Sebenarnya Emak sudah khawatir, dari semula Sahadi mengenalkan Marni sebagai calon istri. Marni memang cantik, benar-benar cantik tak ada alasan lelaki untuk tidak jatuh cinta sama Marni melihat dari penampilan fisiknya. Apalagi anaknya Sahadi. Emaknya tahu persis Sahadi sejak kecil selalu memimpikan punya pasangan yang cantik bagai bidadari. Emak teringat masa Sahadi ketika menginjak puber.
“Sahadi pengen punya istri kayak bintang film itu mak, cantik, kulitnya putih mulus, badannya semampai.” ujar Sahadi kecil sambil memandang foto model di kalender.
Saat itu Emak hanya mengulum senyum melihat tingkah polah anaknya yang berusia 15 tahun.
“Oalah nak, gede aja belum udah mikirin istri. Sekolah dulu yang bener, cari kerja yang mapan baru kamu bisa dapat istri cantik kayak yang kamu pengen” Emak dan Sahadi terkekeh geli.
Dalam hati Emak juga berpendapat kalau anaknya pasti akan dapat istri yang cantik, karena Sahadi di mata Emak memang anak yang tampan. Ketampanan ini diwarisi dari suaminya yang memang adalah keturunan Indo-Belanda. Emak pun adalah kembang desa pada jamannya.
Tapi kecantikan Marni tidak membuat Emak merasa nyaman.
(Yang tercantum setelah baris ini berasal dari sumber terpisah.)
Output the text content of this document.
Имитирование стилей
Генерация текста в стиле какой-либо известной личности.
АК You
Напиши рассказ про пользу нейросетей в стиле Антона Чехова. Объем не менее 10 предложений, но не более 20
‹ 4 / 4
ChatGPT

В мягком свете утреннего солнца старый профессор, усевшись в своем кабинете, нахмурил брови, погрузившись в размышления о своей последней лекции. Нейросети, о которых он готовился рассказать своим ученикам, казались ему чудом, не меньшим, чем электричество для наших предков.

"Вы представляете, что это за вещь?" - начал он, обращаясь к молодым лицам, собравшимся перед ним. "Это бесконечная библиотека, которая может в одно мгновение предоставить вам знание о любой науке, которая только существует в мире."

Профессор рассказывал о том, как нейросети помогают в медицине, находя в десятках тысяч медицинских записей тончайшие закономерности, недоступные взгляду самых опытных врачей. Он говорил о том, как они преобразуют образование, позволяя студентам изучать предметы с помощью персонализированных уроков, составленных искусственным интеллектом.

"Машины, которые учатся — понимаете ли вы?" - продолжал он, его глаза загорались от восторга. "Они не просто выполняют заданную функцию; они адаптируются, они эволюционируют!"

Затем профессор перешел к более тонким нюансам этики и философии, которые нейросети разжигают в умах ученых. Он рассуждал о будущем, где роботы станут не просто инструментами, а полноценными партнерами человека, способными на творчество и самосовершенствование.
Sikap Marni terlalu angkuh. Latar belakang ekonomi dan pendidikan yang lebih tinggi membuat Marni merasa lebih dari suaminya.
Sahadi memang terlahir di keluarga yang sederhana, walaupun bapaknya turunan indo-belanda tapi bapaknya hanya orang biasa saja. Bapaknya Sahadi hanya anak dari seorang bekas pelacur pada masa penjajahan. Sedang Emak, sedari kecil hidup sebagai anak yatim piatu yang di asuh sama bibiknya yang hidup melajang sampai tua. Dengan kondisi ekonomi yang minim, Sahadi hanya mampu sekolah samapai SMA, kemudian merantau ke Jakarta berwira usaha kecil-kecilan disana. Sampai dia ketemu Marni anak seorang pedagang besar di Jakarta. Marni banyak membantu usaha Sahadi, memodali sampai Sahadi kini punya usaha dagang yang lumayan besar.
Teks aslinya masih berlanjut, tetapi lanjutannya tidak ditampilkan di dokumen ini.